报告题目:Seeding efficient large-scale public health interventions in diverse spatial-social networks(在多元空间社会网络中播种高效的大规模公共卫生干预)






韩晓祎,2014年获美国俄亥俄州立大学经济学博士,现为厦门大学王亚南经济研究院与经济学院长聘副教授、博士生导师,主要研究领域为计量经济学、应用计量经济学、区域经济学和劳动经济学。多篇论文发表在PNAS、Journal of Business & Economic Statistics、Econometric Theory和Regional Science and Urban Economics、《数量经济技术经济研究》等国内外权威学术期刊上。主持国家自然科学基金面上项目2项、青年项目1项,以及福建省自然科学基金杰青项目。

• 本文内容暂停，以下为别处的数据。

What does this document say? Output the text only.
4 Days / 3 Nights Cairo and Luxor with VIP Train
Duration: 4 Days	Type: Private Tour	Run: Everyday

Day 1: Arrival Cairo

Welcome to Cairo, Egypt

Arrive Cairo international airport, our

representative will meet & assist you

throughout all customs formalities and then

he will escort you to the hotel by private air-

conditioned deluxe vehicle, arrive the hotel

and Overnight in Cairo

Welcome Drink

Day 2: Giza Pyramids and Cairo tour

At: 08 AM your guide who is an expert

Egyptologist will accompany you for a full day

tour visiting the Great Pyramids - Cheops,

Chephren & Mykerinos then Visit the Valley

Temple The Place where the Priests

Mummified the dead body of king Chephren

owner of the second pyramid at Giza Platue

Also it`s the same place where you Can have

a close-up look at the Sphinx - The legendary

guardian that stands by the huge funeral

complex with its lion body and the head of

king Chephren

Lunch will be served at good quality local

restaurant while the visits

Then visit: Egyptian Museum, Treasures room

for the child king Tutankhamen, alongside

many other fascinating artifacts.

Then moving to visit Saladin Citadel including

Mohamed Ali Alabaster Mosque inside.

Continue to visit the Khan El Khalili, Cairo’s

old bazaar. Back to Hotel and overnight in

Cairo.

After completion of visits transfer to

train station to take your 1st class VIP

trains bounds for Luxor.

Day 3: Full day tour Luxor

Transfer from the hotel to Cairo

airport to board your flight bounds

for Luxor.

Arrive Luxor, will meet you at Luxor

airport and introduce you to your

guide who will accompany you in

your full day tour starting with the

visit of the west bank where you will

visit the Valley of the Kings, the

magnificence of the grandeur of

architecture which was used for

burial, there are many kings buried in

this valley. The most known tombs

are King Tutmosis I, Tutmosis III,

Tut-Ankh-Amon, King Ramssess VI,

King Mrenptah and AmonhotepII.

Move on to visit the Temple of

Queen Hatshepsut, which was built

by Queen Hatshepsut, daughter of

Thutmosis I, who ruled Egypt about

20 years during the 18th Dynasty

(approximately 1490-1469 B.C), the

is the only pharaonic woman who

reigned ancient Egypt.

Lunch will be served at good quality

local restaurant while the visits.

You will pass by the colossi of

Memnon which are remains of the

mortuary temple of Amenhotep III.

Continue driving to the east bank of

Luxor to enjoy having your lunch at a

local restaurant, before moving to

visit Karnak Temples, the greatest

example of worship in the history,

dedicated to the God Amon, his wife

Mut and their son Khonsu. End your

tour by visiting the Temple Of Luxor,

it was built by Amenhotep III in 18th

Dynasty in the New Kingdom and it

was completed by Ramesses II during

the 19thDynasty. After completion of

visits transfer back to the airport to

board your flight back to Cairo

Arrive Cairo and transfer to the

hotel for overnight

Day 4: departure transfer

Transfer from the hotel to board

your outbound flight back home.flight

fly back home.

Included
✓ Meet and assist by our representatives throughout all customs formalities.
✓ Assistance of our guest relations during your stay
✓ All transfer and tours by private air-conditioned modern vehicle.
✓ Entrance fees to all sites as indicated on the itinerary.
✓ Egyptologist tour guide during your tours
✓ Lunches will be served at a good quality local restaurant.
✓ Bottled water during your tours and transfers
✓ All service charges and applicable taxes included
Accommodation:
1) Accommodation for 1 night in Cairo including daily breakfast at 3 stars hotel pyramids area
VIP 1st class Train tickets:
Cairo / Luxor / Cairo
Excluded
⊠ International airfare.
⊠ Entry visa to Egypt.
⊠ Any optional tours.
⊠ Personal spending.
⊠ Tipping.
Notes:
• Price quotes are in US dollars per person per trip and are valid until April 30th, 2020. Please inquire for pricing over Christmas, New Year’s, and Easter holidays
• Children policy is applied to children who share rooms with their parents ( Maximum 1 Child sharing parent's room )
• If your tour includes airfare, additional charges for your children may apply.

The selection of target locations for large-scale public health interventions is complex when the take-up of such interventions has peer effects through social networks and health outcomes have spillover effects through spatial networks. To address this issue, we develop a threshold spatial dynamic panel data (TSDPD) model with endogenized human-virus interactions. The model is used to study the initial COVID-19 vaccination rollout in the United States from February 5 to April 15, 2021. We find strong peer effects in state vaccination rates arising from the friendship network (coeff.=0.903, s.e.=0.024) and strong COVID-19 virus transmission through the mobility network (cross-state transmission coeff.=0.246, s.e.=0.088; diffusion coeff.=0.130, s.e.=0.089). Vaccination decreased infections mainly through reduced transmissibility upon passing a full vaccination rate threshold of 2.830% (s.e.=0.046%) for big states and 2.630% (s.e.=0.140%) for small states by population; whereas its impact on the mobility network slightly increased infections. Cumulative infections would have been 1.17 million or 24.85% higher if vaccines were not available. Targeting the six most populated US states or most spatially connected is the most clinically effective in reducing cumulative infections by more than 343,000, and targeting the six most socially influential states is the most clinically effective in increasing the national vaccination rate by 3.5 ppts to 18.54% (95% CI:18.90–19.00%). Targeting the six most socially influential states is more than 20 times as cost-effective as targeting the most populated or most spatially connected ones. Existing supply capacity will need to be temporally and spatially re-allocated to accommodate these seeding strategies.